«Приснилось мне все это? — подумал Курганов. — Да вроде бы нет… Видно, магараджа какой-нибудь на последний алмаз из папашиной короны гуляет… Или очередной шейх со свитой нефтяные денежки в узком религиозном кругу пропивает».
Площадь Этуаль была погружена в полумрак — огромная Триумфальная арка, казалось, притягивала к себе и втягивала в себя свет и энергию всех фонарей, мерцавших слабым полукругом вдоль площади между голыми ветвями деревьев. И только внутри самой арки, как в утробе гигантского чудовища, был обозначен оазис света, и бился на ветру слабый язычок пламени на могиле Неизвестного солдата — безымянное сердце безвестного человека, похищенное некогда у жизни беспощадным зверем войны, жадно проглоченное им, но все еще продолжающее жить, биться, пульсировать, напоминать…
«Зачем я пришел сюда второй раз? — подумал Курганов. — Ведь совсем же недавно, всего несколько часов назад, я уже был здесь… Нет, нет, я должен был прийти сюда один. Один, без них двоих…»
Багровые отблески огня и высокие черные тени продолжали свою тревожную пляску под мрачными каменными сводами Триумфальной арки. Что-то необычное, значительное, трагическое виделось в этом неравном поединке тьмы и света — огромной, мертвой, надменной и неподвижной темноты и маленького, живого, неугомонного и трепетного язычка света. Казалось, что огромная, массивная арка, воздвигнутая в честь военных побед Наполеона, пытается потушить, задавить, уменьшить этот огонек солдатского сердца, погребенного под ее надменными каменными сводами.
А ведь слава Наполеона, подумал Курганов, действительно похоронила под своей тяжестью, растворила в себе, обрекла на забвение десятки и даже сотни тысяч вот таких солдатских сердец.

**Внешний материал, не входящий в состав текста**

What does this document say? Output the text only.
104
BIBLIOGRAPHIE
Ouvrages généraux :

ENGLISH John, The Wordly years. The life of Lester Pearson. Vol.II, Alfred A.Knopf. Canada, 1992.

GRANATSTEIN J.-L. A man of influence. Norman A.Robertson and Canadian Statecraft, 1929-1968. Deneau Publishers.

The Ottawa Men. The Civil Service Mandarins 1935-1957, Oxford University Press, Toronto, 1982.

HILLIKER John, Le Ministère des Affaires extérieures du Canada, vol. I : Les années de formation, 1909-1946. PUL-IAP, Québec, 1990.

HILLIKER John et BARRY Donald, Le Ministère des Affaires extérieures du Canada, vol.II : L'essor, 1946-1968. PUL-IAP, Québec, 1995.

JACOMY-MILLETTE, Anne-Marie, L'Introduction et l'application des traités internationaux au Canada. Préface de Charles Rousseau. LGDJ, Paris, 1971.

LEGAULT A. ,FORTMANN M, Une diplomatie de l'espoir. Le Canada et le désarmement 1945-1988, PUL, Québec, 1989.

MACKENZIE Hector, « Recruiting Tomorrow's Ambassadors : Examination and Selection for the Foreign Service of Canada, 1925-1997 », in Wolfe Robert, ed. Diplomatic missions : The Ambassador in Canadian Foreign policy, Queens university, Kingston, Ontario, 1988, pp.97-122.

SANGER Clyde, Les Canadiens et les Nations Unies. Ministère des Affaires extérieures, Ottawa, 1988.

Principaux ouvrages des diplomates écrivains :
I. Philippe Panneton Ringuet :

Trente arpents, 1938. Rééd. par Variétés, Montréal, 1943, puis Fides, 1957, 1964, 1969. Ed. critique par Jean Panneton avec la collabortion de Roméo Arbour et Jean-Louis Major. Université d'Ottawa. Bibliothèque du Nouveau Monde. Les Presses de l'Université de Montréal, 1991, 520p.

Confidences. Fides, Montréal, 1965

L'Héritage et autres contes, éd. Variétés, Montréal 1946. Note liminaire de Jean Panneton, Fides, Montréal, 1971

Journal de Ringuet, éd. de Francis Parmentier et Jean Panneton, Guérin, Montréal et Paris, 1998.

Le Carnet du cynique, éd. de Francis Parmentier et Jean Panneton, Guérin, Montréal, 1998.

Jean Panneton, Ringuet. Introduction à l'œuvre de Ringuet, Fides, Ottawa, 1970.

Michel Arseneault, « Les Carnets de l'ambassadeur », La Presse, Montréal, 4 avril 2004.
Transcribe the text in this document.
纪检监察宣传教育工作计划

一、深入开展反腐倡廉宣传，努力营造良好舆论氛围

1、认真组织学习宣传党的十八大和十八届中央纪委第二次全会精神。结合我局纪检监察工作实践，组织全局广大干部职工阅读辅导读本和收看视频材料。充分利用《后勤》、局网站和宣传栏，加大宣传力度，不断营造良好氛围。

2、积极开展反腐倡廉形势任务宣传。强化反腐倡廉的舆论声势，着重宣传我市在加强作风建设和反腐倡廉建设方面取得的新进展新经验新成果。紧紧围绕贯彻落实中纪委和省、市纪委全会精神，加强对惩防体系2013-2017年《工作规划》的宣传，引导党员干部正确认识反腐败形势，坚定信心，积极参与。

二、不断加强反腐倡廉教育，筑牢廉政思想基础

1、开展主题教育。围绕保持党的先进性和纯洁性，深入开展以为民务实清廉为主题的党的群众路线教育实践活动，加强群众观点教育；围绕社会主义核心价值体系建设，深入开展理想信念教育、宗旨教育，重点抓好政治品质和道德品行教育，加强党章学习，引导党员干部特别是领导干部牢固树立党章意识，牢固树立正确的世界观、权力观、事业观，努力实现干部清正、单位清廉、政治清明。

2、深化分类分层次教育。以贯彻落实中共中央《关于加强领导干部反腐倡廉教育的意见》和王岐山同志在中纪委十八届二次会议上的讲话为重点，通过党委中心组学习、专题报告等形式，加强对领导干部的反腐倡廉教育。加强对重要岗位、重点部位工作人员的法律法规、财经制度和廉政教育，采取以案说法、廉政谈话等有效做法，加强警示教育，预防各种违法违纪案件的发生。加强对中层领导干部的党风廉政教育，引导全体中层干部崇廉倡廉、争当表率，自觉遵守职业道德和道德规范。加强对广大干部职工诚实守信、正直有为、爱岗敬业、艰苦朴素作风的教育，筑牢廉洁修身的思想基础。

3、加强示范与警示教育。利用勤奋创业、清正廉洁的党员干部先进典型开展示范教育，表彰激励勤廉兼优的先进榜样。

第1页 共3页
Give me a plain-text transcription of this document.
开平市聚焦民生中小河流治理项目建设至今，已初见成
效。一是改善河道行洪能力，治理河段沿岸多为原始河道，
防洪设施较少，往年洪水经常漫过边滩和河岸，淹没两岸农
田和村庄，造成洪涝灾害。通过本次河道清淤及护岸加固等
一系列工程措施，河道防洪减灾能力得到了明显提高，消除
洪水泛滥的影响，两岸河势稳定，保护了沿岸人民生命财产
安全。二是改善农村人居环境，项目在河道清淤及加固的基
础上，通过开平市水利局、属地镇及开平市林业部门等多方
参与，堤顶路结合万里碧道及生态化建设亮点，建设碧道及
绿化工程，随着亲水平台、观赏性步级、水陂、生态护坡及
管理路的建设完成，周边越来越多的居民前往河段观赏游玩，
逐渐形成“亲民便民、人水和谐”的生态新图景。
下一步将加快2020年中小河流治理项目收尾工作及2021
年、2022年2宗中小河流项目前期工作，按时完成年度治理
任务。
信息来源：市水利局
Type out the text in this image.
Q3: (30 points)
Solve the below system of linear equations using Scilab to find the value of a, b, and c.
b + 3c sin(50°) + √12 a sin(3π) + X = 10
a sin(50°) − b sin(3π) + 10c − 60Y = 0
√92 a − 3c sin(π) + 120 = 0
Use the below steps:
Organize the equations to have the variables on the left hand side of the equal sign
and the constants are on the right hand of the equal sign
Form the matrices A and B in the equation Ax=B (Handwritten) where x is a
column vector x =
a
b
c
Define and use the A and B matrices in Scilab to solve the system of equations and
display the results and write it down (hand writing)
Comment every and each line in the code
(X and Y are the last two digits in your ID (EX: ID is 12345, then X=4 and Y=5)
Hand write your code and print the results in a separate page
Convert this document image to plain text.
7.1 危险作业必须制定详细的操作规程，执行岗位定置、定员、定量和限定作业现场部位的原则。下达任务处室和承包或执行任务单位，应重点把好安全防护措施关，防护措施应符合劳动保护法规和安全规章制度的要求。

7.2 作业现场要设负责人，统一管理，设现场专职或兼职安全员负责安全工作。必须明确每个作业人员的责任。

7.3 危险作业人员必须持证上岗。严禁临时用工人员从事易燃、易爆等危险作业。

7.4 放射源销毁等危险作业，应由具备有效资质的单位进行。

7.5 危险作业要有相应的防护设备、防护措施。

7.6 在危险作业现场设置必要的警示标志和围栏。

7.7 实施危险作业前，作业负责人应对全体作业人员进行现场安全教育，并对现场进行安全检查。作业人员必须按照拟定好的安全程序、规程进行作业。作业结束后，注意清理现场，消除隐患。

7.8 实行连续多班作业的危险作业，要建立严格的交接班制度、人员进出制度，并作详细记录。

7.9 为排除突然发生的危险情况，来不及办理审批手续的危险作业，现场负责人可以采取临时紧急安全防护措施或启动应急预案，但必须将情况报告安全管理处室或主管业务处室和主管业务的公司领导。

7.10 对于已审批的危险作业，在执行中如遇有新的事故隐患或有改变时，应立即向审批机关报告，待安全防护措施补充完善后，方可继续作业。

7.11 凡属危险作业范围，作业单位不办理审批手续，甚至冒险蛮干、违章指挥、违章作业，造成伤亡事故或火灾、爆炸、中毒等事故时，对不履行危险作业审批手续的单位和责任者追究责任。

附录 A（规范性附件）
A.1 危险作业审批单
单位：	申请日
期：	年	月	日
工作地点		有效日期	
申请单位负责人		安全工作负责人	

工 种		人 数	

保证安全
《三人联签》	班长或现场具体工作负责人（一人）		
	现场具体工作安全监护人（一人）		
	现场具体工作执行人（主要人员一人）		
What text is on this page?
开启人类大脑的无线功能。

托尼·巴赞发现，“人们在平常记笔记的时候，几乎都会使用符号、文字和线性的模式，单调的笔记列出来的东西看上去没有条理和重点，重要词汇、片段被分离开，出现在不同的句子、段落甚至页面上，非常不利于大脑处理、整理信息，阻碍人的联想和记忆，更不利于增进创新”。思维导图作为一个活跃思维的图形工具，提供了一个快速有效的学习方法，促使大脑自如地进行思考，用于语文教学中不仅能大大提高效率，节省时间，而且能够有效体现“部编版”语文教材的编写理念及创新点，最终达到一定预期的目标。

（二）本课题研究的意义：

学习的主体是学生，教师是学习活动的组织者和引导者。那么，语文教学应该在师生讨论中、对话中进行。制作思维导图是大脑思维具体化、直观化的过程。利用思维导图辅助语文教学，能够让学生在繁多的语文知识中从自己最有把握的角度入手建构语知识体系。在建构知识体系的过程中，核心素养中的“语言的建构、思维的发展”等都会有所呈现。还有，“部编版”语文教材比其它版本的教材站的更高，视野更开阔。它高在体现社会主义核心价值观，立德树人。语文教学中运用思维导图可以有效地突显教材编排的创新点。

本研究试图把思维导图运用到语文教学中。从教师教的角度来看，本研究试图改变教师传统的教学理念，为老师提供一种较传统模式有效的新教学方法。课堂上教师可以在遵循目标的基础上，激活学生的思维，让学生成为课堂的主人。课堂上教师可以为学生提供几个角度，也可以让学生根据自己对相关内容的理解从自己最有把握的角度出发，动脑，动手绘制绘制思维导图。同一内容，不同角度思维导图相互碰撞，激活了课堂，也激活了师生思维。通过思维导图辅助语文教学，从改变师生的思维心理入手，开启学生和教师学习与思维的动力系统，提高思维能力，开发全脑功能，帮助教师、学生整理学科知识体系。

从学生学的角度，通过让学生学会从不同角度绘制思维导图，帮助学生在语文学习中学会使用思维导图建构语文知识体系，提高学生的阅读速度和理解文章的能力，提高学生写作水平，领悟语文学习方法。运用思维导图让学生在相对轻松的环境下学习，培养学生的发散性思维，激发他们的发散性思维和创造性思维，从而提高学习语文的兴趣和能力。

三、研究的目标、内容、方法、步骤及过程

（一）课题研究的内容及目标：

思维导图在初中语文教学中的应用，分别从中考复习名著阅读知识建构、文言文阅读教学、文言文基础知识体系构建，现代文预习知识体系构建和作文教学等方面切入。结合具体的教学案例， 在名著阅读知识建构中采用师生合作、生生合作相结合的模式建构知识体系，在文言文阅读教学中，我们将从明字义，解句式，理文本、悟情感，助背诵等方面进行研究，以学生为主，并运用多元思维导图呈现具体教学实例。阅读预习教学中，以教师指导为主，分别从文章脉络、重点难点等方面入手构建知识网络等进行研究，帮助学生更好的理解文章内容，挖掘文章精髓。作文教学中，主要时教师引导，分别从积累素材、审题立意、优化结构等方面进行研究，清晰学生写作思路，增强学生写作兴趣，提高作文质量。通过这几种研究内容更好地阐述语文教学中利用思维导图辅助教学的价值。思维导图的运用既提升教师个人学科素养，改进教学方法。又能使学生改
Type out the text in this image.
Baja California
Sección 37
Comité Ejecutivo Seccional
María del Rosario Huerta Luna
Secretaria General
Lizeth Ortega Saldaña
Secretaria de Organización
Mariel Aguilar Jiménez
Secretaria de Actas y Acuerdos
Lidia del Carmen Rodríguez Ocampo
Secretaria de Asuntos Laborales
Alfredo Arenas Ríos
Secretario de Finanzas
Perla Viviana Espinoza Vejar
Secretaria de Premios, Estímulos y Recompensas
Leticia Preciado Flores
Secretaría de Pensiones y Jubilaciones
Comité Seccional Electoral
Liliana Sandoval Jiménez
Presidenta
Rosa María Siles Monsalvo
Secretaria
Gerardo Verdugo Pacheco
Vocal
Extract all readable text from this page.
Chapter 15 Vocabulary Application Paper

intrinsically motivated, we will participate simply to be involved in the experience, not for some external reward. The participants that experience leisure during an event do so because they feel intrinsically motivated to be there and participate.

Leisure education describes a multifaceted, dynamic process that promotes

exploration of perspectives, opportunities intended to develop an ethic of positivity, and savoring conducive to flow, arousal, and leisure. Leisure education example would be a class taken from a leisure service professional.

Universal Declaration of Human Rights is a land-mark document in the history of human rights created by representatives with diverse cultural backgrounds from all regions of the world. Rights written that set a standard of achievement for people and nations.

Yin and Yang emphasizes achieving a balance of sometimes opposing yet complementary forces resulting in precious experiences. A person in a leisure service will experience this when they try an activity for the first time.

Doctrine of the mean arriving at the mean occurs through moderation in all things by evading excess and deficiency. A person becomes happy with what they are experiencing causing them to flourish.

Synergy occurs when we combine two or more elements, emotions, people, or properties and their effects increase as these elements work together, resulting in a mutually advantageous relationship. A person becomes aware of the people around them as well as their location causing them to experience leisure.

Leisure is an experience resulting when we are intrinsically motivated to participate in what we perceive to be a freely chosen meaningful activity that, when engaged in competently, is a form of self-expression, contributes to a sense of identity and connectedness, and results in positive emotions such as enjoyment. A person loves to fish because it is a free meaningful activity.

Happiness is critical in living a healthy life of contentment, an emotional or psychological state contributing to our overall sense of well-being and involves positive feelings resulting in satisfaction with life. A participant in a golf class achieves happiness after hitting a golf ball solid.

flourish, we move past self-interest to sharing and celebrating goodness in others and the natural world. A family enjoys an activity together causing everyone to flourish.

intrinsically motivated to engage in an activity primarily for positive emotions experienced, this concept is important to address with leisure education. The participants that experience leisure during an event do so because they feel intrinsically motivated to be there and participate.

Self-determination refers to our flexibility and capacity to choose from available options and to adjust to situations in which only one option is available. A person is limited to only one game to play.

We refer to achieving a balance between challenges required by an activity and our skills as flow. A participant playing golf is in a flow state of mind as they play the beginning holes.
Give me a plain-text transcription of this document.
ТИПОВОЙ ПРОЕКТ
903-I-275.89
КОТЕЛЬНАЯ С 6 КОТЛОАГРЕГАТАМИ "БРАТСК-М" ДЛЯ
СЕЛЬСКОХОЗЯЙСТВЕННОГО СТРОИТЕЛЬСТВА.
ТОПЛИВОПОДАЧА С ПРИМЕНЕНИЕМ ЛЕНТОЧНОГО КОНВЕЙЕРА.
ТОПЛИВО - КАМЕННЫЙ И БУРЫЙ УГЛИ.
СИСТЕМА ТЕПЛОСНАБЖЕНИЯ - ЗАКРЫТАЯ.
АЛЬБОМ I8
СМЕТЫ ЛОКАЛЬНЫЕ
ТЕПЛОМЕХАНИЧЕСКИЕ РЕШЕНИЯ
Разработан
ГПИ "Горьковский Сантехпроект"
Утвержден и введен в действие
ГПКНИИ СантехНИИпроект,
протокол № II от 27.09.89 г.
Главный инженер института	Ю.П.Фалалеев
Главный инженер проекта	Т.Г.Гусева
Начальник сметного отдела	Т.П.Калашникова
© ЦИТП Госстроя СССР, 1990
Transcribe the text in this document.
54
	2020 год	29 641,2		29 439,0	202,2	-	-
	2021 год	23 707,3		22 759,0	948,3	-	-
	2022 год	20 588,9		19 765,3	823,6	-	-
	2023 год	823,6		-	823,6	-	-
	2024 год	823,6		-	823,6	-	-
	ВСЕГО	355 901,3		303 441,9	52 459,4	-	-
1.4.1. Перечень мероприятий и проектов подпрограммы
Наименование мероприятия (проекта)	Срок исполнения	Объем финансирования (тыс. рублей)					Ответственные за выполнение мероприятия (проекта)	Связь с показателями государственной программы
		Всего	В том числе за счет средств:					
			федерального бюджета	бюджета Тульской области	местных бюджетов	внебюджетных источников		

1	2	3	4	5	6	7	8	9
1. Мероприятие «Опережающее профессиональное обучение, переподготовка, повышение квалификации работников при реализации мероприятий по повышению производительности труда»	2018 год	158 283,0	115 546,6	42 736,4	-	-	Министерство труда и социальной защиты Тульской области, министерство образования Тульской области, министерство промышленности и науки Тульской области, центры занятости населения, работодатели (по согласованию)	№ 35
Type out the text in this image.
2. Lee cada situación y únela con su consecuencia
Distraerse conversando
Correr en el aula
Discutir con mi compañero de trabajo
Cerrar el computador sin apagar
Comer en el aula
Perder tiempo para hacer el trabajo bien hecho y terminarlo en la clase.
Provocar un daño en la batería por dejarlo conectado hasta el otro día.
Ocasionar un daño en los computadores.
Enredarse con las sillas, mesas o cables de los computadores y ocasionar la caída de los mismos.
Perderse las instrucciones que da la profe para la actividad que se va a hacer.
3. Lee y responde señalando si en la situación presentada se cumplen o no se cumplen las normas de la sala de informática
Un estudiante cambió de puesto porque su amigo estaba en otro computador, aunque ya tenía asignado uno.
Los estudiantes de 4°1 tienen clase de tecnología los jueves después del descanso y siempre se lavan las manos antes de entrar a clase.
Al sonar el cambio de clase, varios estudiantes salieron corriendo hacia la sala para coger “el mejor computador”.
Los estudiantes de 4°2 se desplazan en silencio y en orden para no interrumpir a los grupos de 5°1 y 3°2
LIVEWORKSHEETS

Да, Триумфальная арка — памятник не только Наполеону, не только его войскам. Скорее наоборот — это вообще не памятник Наполеону. Это упрек Наполеону. Это осуждение Наполеона, проклятие Наполеону, по чьей бесконтрольной прихоти перестали биться сотни тысяч наивных, доверчивых человеческих сердец.
Триумфальная арка — это памятник трагедии великой идеи, плоды которой попали в руки одного человека. Триумфальная арка — это памятник трагедии великой идеи, гипноз которой лишил ее первых рыцарей чувства реальности. Триумфальная арка — это памятник трагедии великой идеи, одной из главных неожиданностей которой было то, что ее героями стали ее палачи…
Курганов усмехнулся — слишком много сравнений. Пожалуй, надо остановить этот поток исторических аналогий… Но ведь именно за этим состоянием, за этими мыслями (чтобы забыть, забыть все остальное, мелкое и ненужное) пришел он сюда один во второй раз, чтобы почувствовать значительность города, величие его истории. Здесь, под сводами Триумфальной арки, эта значительность и величие ощущаются наиболее сильно, наиболее драматично. Здесь, под мрачной тяжестью императорской славы, поглотившей своим каменным чревом сердце Неизвестного солдата, — здесь главная трагедия города, главная трагедия наполеоновской Франции. (Может быть, Триумфальная арка — это вообще самый яркий памятник той части человечества, которая слепо, не задумываясь, отдавала свои сердца своим вождям? Может быть, Триумфальная арка над сердцем Неизвестного солдата на площади Этуаль в Париже — это Главный Храм Человеческой Слепоты, которая позволяла вождям прошлых, канувших в историю времен так произвольно и бесконтрольно распоряжаться сотнями тысяч человеческих сердец?)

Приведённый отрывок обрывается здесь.